Montag, 6. Februar 2023

Ziele und Fiktionen

 Hinter allen unseren Handlungen finden wir Pläne, Ziele, Erwartungen und Entscheidungen, die uns zu unserem Verhalten veranlassen, deren wir selbst aber nicht gewahr sind. Die meisten unserer Handlungen sind die Konsequenzen von Denkprozessen, deren wir uns nicht bewußt sind, die wir nicht erkennen und oft nicht kennen wollen. Sie haben aber den entscheidenden Einfluß auf unser Handeln. Alle diese Denkprozesse, die niemals zur Schwelle des Bewußtseins kommen, können als private Logik angesehen werden. Wenn immer wir anders handeln, als unser Gewissen es uns vorschreibt, dann handeln wir im Sinne unserer »privaten« Logik. Dies trifft aber nicht nur zu, wenn wir uns den Geboten der Situation entziehen wollen; im täglichen Leben beziehen wir uns nicht auf tatsächliche Gegebenheiten, sondern stehen unter dem Eindruck von einer Welt, die nicht immer der Realität entspricht. Wir nennen diese subjektive Beurteilung der Gegebenheiten das »phänomenologische Feld«, auf dem jeder Mensch sich bewegt und das nur für ihn allein gültig ist. Wir können niemals »Tatsachen« als solche erkennen; wir haben nur mehr oder weniger akkurate Eindrücke und Vorstellungen von ihnen. Diese aber bestimmen unsere Handlungen, unsere Einstellung und unsere Ziele. 

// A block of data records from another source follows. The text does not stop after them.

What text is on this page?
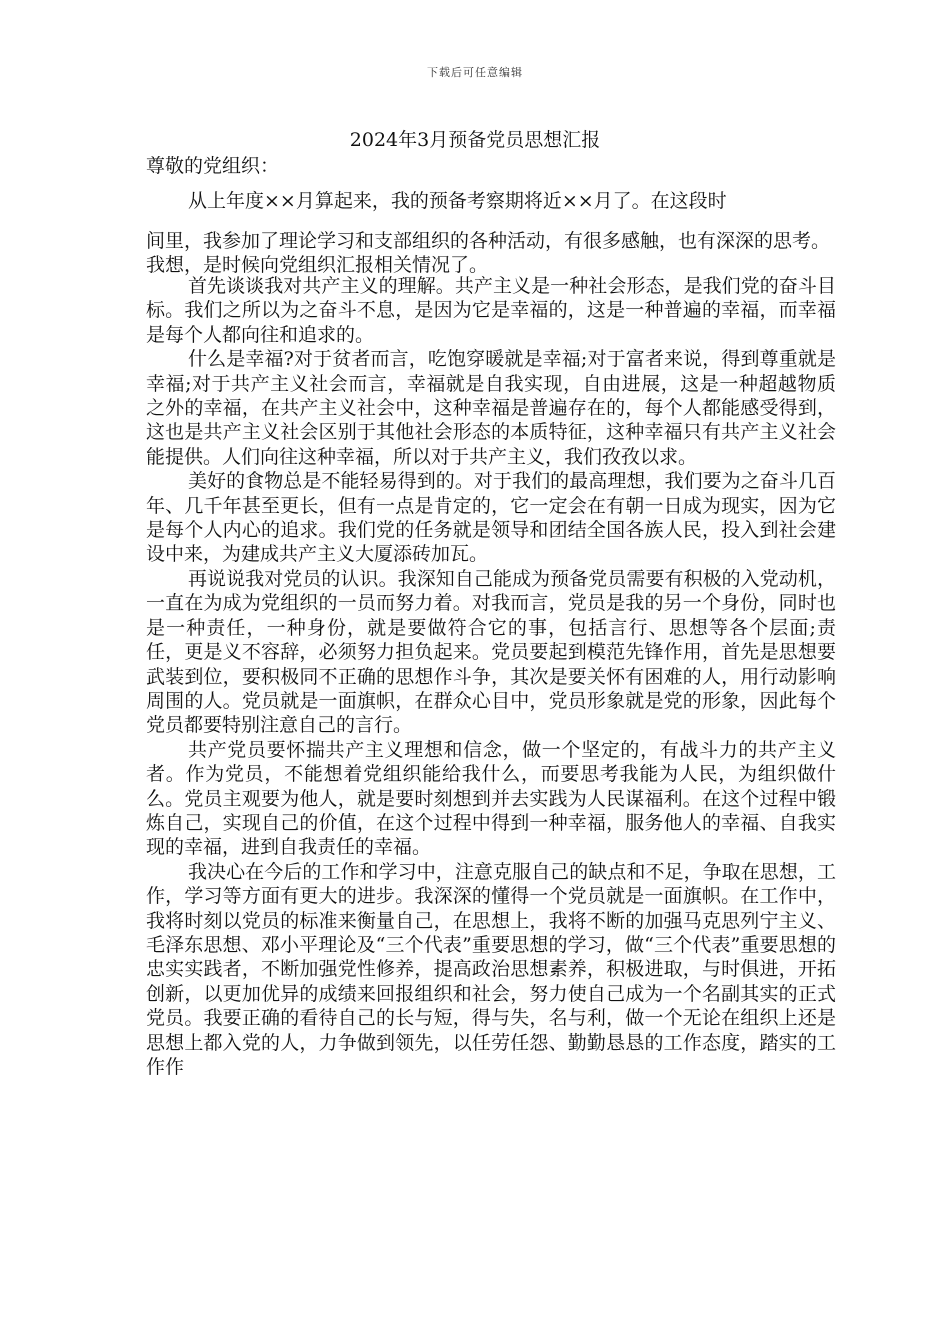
下载后可任意编辑
2024年3月预备党员思想汇报
尊敬的党组织：
从上年度××月算起来，我的预备考察期将近××月了。在这段时
间里，我参加了理论学习和支部组织的各种活动，有很多感触，也有深深的思考。我想，是时候向党组织汇报相关情况了。

首先谈谈我对共产主义的理解。共产主义是一种社会形态，是我们党的奋斗目标。我们之所以为之奋斗不息，是因为它是幸福的，这是一种普遍的幸福，而幸福是每个人都向往和追求的。

什么是幸福?对于贫者而言，吃饱穿暖就是幸福;对于富者来说，得到尊重就是幸福;对于共产主义社会而言，幸福就是自我实现，自由进展，这是一种超越物质之外的幸福，在共产主义社会中，这种幸福是普遍存在的，每个人都能感受得到，这也是共产主义社会区别于其他社会形态的本质特征，这种幸福只有共产主义社会能提供。人们向往这种幸福，所以对于共产主义，我们孜孜以求。

美好的食物总是不能轻易得到的。对于我们的最高理想，我们要为之奋斗几百年、几千年甚至更长，但有一点是肯定的，它一定会在有朝一日成为现实，因为它是每个人内心的追求。我们党的任务就是领导和团结全国各族人民，投入到社会建设中来，为建成共产主义大厦添砖加瓦。

再说说我对党员的认识。我深知自己能成为预备党员需要有积极的入党动机，一直在为成为党组织的一员而努力着。对我而言，党员是我的另一个身份，同时也是一种责任，一种身份，就是要做符合它的事，包括言行、思想等各个层面;责任，更是义不容辞，必须努力担负起来。党员要起到模范先锋作用，首先是思想要武装到位，要积极同不正确的思想作斗争，其次是要关怀有困难的人，用行动影响周围的人。党员就是一面旗帜，在群众心目中，党员形象就是党的形象，因此每个党员都要特别注意自己的言行。

共产党员要怀揣共产主义理想和信念，做一个坚定的，有战斗力的共产主义者。作为党员，不能想着党组织能给我什么，而要思考我能为人民，为组织做什么。党员主观要为他人，就是要时刻想到并去实践为人民谋福利。在这个过程中锻炼自己，实现自己的价值，在这个过程中得到一种幸福，服务他人的幸福、自我实现的幸福，进到自我责任的幸福。

我决心在今后的工作和学习中，注意克服自己的缺点和不足，争取在思想，工作，学习等方面有更大的进步。我深深的懂得一个党员就是一面旗帜。在工作中，我将时刻以党员的标准来衡量自己，在思想上，我将不断的加强马克思列宁主义、毛泽东思想、邓小平理论及“三个代表”重要思想的学习，做“三个代表”重要思想的忠实实践者，不断加强党性修养，提高政治思想素养，积极进取，与时俱进，开拓创新，以更加优异的成绩来回报组织和社会，努力使自己成为一个名副其实的正式党员。我要正确的看待自己的长与短，得与失，名与利，做一个无论在组织上还是思想上都入党的人，力争做到领先，以任劳任怨、勤勤恳恳的工作态度，踏实的工作作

Wenn jemand wirklich objektiv sein könnte und alle Gegebenheiten objektiv erkennen könnte, dann würde er kaum an dem Prozeß der sozialen Entwicklung teilnehmen können, denn jedes Für hat auch ein Wider. Subjektivität ist notwendig, um eine bestimmte Richtung einzuhalten und eine andere aufzugehen. Jeder muß ständig wählen, vorziehen oder zurückweisen, im Rahmen seiner eigenen Einstellung, in dem dialektischen Prozeß, der allein zu Fortschritt und Entwicklung führt

Was sind nun die Gedankenvorgänge, die kognitiven Prozesse, die sich unterhalb der Schwelle des Bewußtseins abspielen und für unsere Handlungen ausschlaggebend sind? Wir können hier eine Hierarchie von Zielen feststellen, die nur das eine gemeinsam haben, daß sich der Mensch ihrer nicht gewahr ist. Da sind zuerst die weitgehenden und grundsätzlichen Ziele des Lebensstils. Jeder Mensch bildet sich, wie wir schon gesehen haben, in seinen ersten Entwicklungsjahren eine Vorstellung über sich, über die anderen und über das ganze Lehen. Das sind die Fiktionen, nach denen er handelt. Niemand ist sich aber seiner grundsätzlichen Einstellung bewußt. Verschiedene Faktoren tragen zu dieser bemerkenswerten Lage bei. Erstens werden diese grundsätzlichen Vorstellungen zu einer Zeit gebildet, wo das Kind kaum bewußt erfassen kann, was in ihm und um es herum vorgeht. Es folgt seinen »Eingebungen«, seinen momentanen Impulsen, ohne sich Gedanken über deren Bedeutung machen zu können. Der andere, viel tiefere Grund, warum wir die allbedeutenden Ziele des Lebensstiles nicht kennen können, ist die Notwendigkeit der subjektiven Einstellung. Jeder muß so handeln, »als ob« seine Beurteilung die einzig mögliche und absolut richtige sei.